Once that paradigm shift is in place and we see all these old familiar things in a new way, it can profoundly change the way we do things. For instance, Danny Hillis repeats again and again that the only way we know to treat cancer now is to administer poison to the patient and try to calibrate it so it kills the aberrant cells but not the healthy ones -- at least not enough of them to kill the patient. Or we can cut or burn the bad cells. But this is wasteful, clumsy, has terrible side-effects and benefits only the pharma people who want to sell a lot of pills, hopefully in a constant regime rather than as a one-time event.

More futuristic is the practice of killing all the cells in bone marrow that are manufacturing rogue cells, and then infusing new bone marrow cells from someone else. Even MORE futuristic is infecting someone with a harmless virus that carries along healthy code and “infects” the molecular assembly line. A proteomic “patch,” to use computer jargon. This will totally upend the pharma industry assembly lines who are dependent on mass-producing pills in a Third-World low-pay environment. They are Exxon in a world going to wind power. The new way is one-on-one-once.

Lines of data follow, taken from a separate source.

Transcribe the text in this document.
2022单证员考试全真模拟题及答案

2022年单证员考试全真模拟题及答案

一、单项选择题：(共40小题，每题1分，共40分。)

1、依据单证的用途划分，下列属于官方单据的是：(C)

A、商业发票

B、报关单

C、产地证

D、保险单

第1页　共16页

The difficulty is not just in terms of profits and marketing strategy. In my age group, which is seventy and over, I find many many people who simply cannot start DIS-believing what they have learned about the world in the past decades, what their teachers told them long ago. The ones who can accept a new paradigm are the ones who were anthropologists anyway, or who got bumped out of one context into another -- maybe more than once. It’s hard to STOP believing that writing a famous book will make your life worth living. Or even stop believing that there is any such thing as a famous book worthy of being famous, since the marketing is what controls fame -- not the quality. The same problem as political leaders.
There are two hour-long talks, but Hillis is very clear and easy to listen to.